By Kishore Mishra, President and CTO
The recent trend in computer architecture is to use multiple CPU cores inside a chip to scale up performance and reduce latency. A program or task can be broken down to independent steps that can be executed in parallel by multiple cores. When the cores need to share data or control information, they communicate with one another through an on-chip network. With large number of cores, an efficient on-chip network is used as communication medium. There are different ways a network can be formed, such as ring or mesh (matrix) network.
One of the challenges in multi-core design is how to efficiently share data among processors. One way is to use the main memory (DRAM) as the deposit house for all cores to share data. Since main memory is off chip, accessing it not only takes an order of magnitude longer compared to staying within the chip, it also consumes a lot of power. One solution currently used is to have a local L2 cache in each CPU core that is accessible by all other on-chip processor cores as well. The idea is to share the data within the chip and postpone trip to memory as long as possible. This not only speeds up the inter-processor communication, but saves power as well. However, there is a big challenge maintaining coherency among the cores. Coherency, in simple term, means any processor should get the latest data, not old or stale data. Next, we discuss how this problem is currently addressed in the industry.
To maintain coherency and share L2 cache there are two types of architectures used today – snoop-based architecture and directory-based architecture. In snoop-based architecture, message is broadcast to all CPU cores, and every core takes necessary steps to keep up-to-date. Snoop-based architecture is simple to implement, but is not efficient in terms of performance. For smaller number of core counts (up to 6-8), snoop-based architecture could be a good choice. For larger number of core counts (typically more than 8), directory-based architecture is used to scale up performance.
At the heart of directory-based cache-coherent architecture is the concept of home node where a directory controller manages the communication among processors. All cores send the requests to their assigned home nodes, and the directory controller in the home node manages the show. It serializes requests from all cores and executes them in serial order, and this is how coherency is maintained. Before we go into more details, let us discuss how the memory addressing is done. The memory space can be divided into a coherent and non-coherent space.
The processors or other devices that share data in the coherent address space, communicate to the directory instead of talking to one another directly. The coherent memory space is further divided into units of memory called cacheline (typically 32, 64, or 128 bytes of data). The coherent memory address space is divided into multiple chunks among the home nodes (there could be one or more home nodes in an on-chip network). Each home node (refer Fig 1) is in charge of part of the non-overlapping coherent memory space. When a CPU core wants to access a cacheline in coherent space, it sends the request to the network, and the on-chip network forwards the transaction to the home node that owns the address space belonging to the cacheline.

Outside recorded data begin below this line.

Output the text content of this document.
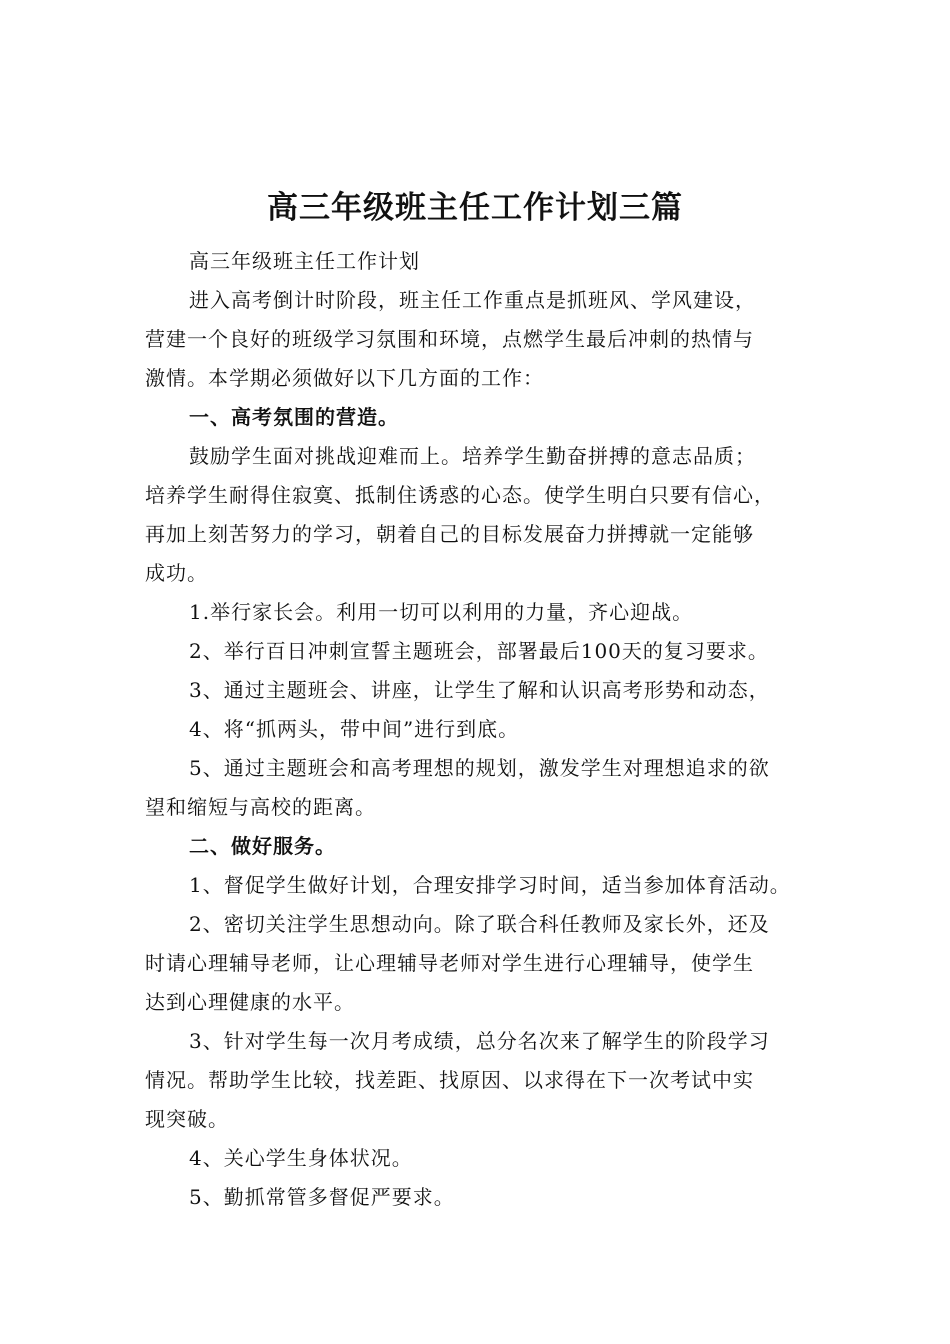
高三年级班主任工作计划三篇

高三年级班主任工作计划

进入高考倒计时阶段，班主任工作重点是抓班风、学风建设，
营建一个良好的班级学习氛围和环境，点燃学生最后冲刺的热情与
激情。本学期必须做好以下几方面的工作：

一、高考氛围的营造。

鼓励学生面对挑战迎难而上。培养学生勤奋拼搏的意志品质；
培养学生耐得住寂寞、抵制住诱惑的心态。使学生明白只要有信心，
再加上刻苦努力的学习，朝着自己的目标发展奋力拼搏就一定能够
成功。

1.举行家长会。利用一切可以利用的力量，齐心迎战。

2、举行百日冲刺宣誓主题班会，部署最后100天的复习要求。

3、通过主题班会、讲座，让学生了解和认识高考形势和动态，

4、将“抓两头，带中间”进行到底。

5、通过主题班会和高考理想的规划，激发学生对理想追求的欲
望和缩短与高校的距离。

二、做好服务。

1、督促学生做好计划，合理安排学习时间，适当参加体育活动。

2、密切关注学生思想动向。除了联合科任教师及家长外，还及
时请心理辅导老师，让心理辅导老师对学生进行心理辅导，使学生
达到心理健康的水平。

3、针对学生每一次月考成绩，总分名次来了解学生的阶段学习
情况。帮助学生比较，找差距、找原因、以求得在下一次考试中实
现突破。

4、关心学生身体状况。

5、勤抓常管多督促严要求。
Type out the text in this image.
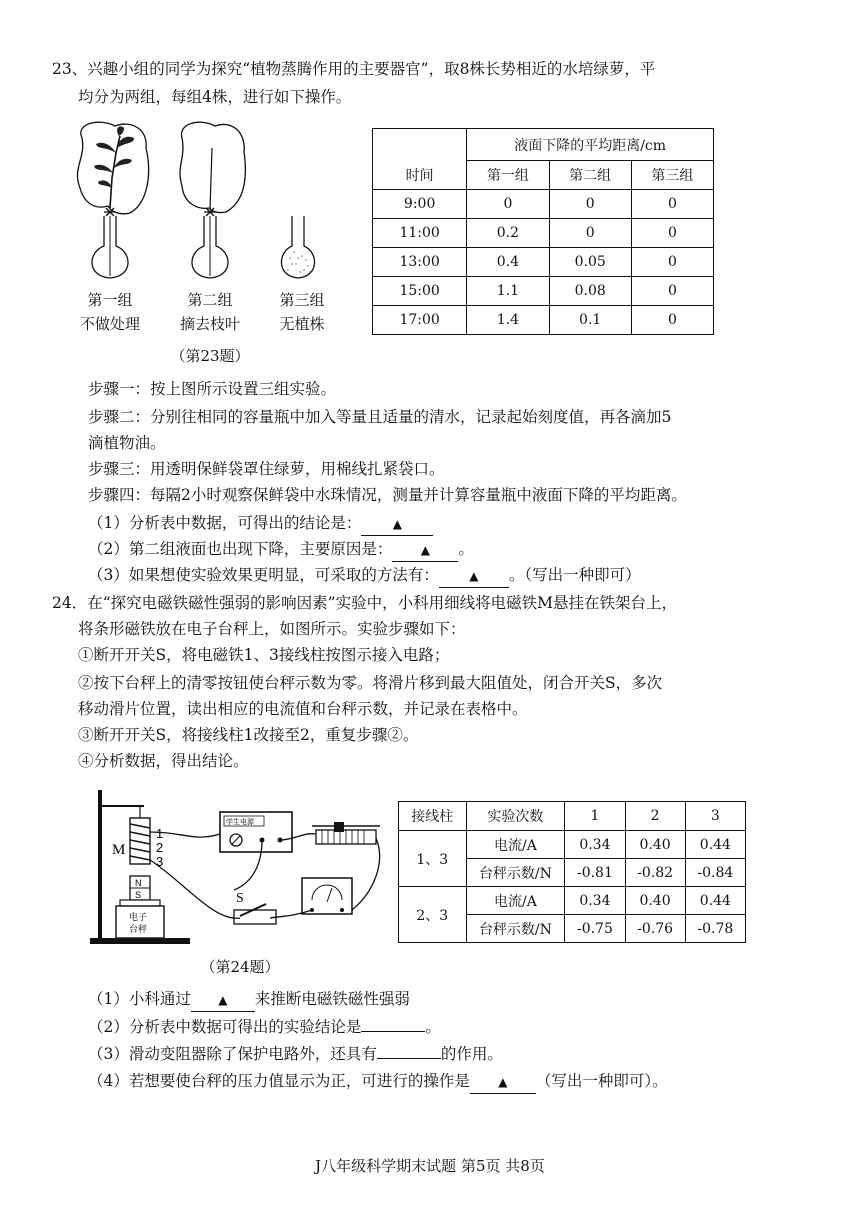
23、兴趣小组的同学为探究“植物蒸腾作用的主要器官”，取8株长势相近的水培绿萝，平
均分为两组，每组4株，进行如下操作。
第一组
不做处理
第二组
摘去枝叶
第三组
无植株
（第23题）
	液面下降的平均距离/cm		
时间	第一组	第二组	第三组
9:00	0	0	0
11:00	0.2	0	0
13:00	0.4	0.05	0
15:00	1.1	0.08	0
17:00	1.4	0.1	0
步骤一：按上图所示设置三组实验。
步骤二：分别往相同的容量瓶中加入等量且适量的清水，记录起始刻度值，再各滴加5
滴植物油。
步骤三：用透明保鲜袋罩住绿萝，用棉线扎紧袋口。
步骤四：每隔2小时观察保鲜袋中水珠情况，测量并计算容量瓶中液面下降的平均距离。
（1）分析表中数据，可得出的结论是：	▲
（2）第二组液面也出现下降，主要原因是： ▲ 。
（3）如果想使实验效果更明显，可采取的方法有：	▲ 。（写出一种即可）
24．在“探究电磁铁磁性强弱的影响因素”实验中，小科用细线将电磁铁M悬挂在铁架台上，
将条形磁铁放在电子台秤上，如图所示。实验步骤如下：
①断开开关S，将电磁铁1、3接线柱按图示接入电路；
②按下台秤上的清零按钮使台秤示数为零。将滑片移到最大阻值处，闭合开关S，多次
移动滑片位置，读出相应的电流值和台秤示数，并记录在表格中。
③断开开关S，将接线柱1改接至2，重复步骤②。
④分析数据，得出结论。
M
1
2
3
N
S
电子
台秤
学生电源
S
（第24题）
接线柱	实验次数	1	2	3
1、3	电流/A	0.34	0.40	0.44
	台秤示数/N	-0.81	-0.82	-0.84
2、3	电流/A	0.34	0.40	0.44
	台秤示数/N	-0.75	-0.76	-0.78
（1）小科通过 ▲ 来推断电磁铁磁性强弱
（2）分析表中数据可得出的实验结论是	。
（3）滑动变阻器除了保护电路外，还具有	的作用。
（4）若想要使台秤的压力值显示为正，可进行的操作是 ▲ （写出一种即可）。
J八年级科学期末试题 第5页 共8页
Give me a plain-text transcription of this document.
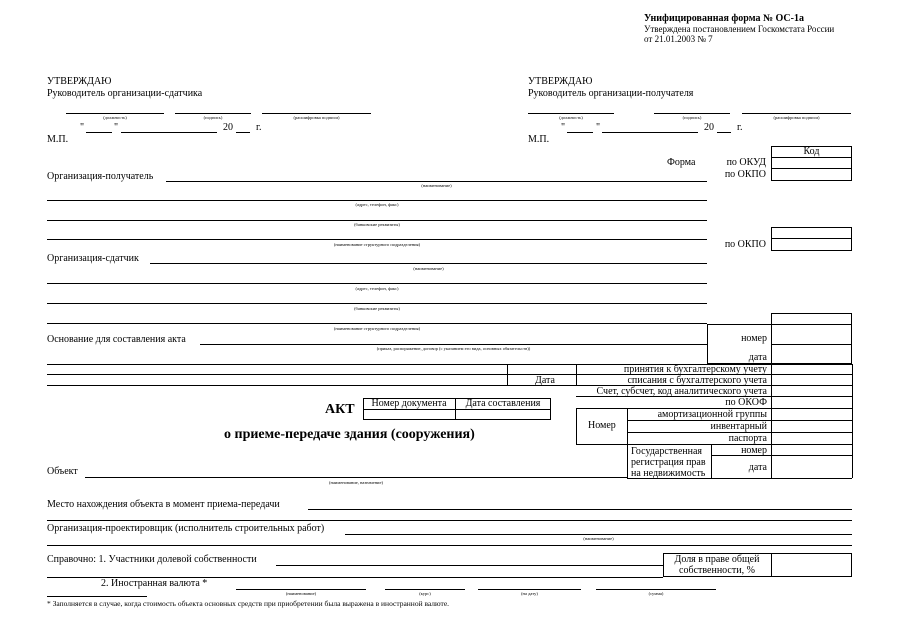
Унифицированная форма № ОС-1а
Утверждена постановлением Госкомстата России
от 21.01.2003 № 7
УТВЕРЖДАЮ
Руководитель организации-сдатчика
(должность)	(подпись)	(расшифровка подписи)
"	"	20 г.
М.П.
УТВЕРЖДАЮ
Руководитель организации-получателя
(должность)	(подпись)	(расшифровка подписи)
"	"	20 г.
М.П.
Код
Форма	по ОКУД
по ОКПО
по ОКПО
Организация-получатель
(наименование)
(адрес, телефон, факс)
(банковские реквизиты)
(наименование структурного подразделения)
Организация-сдатчик
(наименование)
(адрес, телефон, факс)
(банковские реквизиты)
(наименование структурного подразделения)
номер
дата
Основание для составления акта
(приказ, распоряжение, договор (с указанием его вида, основных обязательств))
Дата
принятия к бухгалтерскому учету
списания с бухгалтерского учета
Счет, субсчет, код аналитического учета
по ОКОФ
Номер
амортизационной группы
инвентарный
паспорта
Государственная
регистрация прав
на недвижимость
номер
дата
АКТ	Номер документа	Дата составления
о приеме-передаче здания (сооружения)
Объект
(наименование, назначение)
Место нахождения объекта в момент приема-передачи
Организация-проектировщик (исполнитель строительных работ)
(наименование)
Справочно: 1. Участники долевой собственности	Доля в праве общей
собственности, %
2. Иностранная валюта *
(наименование)	(курс)	(на дату)	(сумма)
* Заполняется в случае, когда стоимость объекта основных средств при приобретении была выражена в иностранной валюте.
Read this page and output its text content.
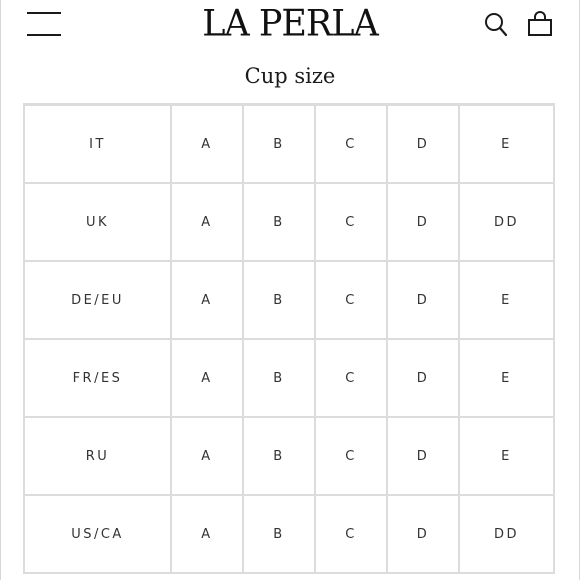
LA PERLA
Cup size
IT	A	B	C	D	E
UK	A	B	C	D	DD
DE/EU	A	B	C	D	E
FR/ES	A	B	C	D	E
RU	A	B	C	D	E
US/CA	A	B	C	D	DD
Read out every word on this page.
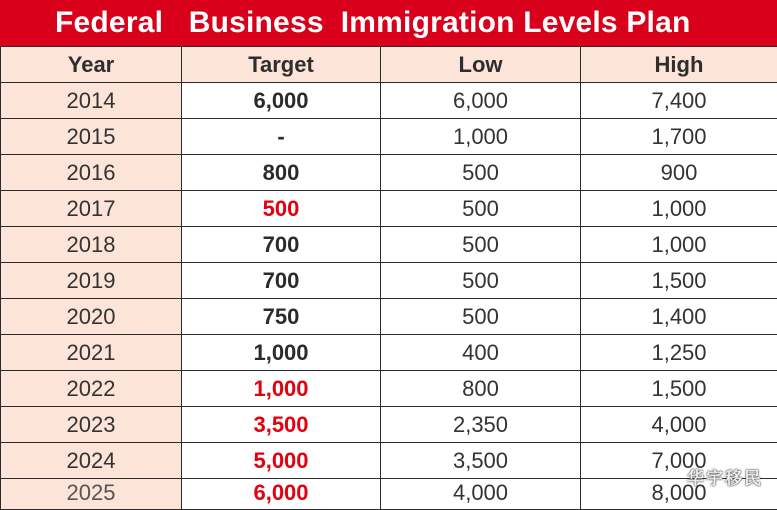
Federal   Business  Immigration Levels Plan
Year	Target	Low	High
2014	6,000	6,000	7,400
2015	-	1,000	1,700
2016	800	500	900
2017	500	500	1,000
2018	700	500	1,000
2019	700	500	1,500
2020	750	500	1,400
2021	1,000	400	1,250
2022	1,000	800	1,500
2023	3,500	2,350	4,000
2024	5,000	3,500	7,000
2025	6,000	4,000	8,000
华宇移民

The directory controller in each home node maintains details related to each cacheline, such as which cores have a copy of the cacheline, the current cache state (valid, unique, shared, clean, dirty) etc. Let’s have a walk thru where one of the processor cores (P2) has the data in its L2 cache, and another processor core (P10) wants to get a copy of the data to its L2 cache.
Step1: P10 sends the request to home node H1
Step2: H1 sends the request to P2 which has the latest copy of the data
Step3. P2 sends a copy of data to home node H1
Step4. H1 sends the data to the requesting core P10.
Step5. Requesting core P10 sends an acknowledgement message to home node H1
indicating that it received the data.
At this point the original request to that cacheline from core P10 is complete, and home node H1 can start executing another request to the same cacheline. The advantage of directory-based architecture comes from the ability to send directed messages to cores instead of broadcasting to all the cores on the network. This reduces traffic on the network significantly which allows larger number of cores to be on the network.
On-chip Network Topology
The basic building block of an on-chip network is a router that connects to one node (CPU, IO, or memory) and 4 other neighboring routers in North, South, East, and West directions. The routers can be connected to form a ring topology or two dimensional MxN mesh topology. There are other three dimensional topologies such as Torus and hypercube that can be formed by using the basic router. However, three dimensional topologies are not suited for on-chip network. In a ring topology, it is easier to physically connect and place the routers inside a chip as each router needs connection only in two directions (left/right or top/bottom). However, it is not suitable for large number of nodes as the worst-case latency grows linearly with number of nodes. Two dimensional mesh topology (nodes arranged in an x, y grid) provides a better alternative for larger number of nodes on the network. For example, in a 6x6 interconnect mesh network (refer Fig 2), the worst case latency between any two nodes is (10 hops), whereas it would need 18 hops when 36 nodes are connected in a ring topology.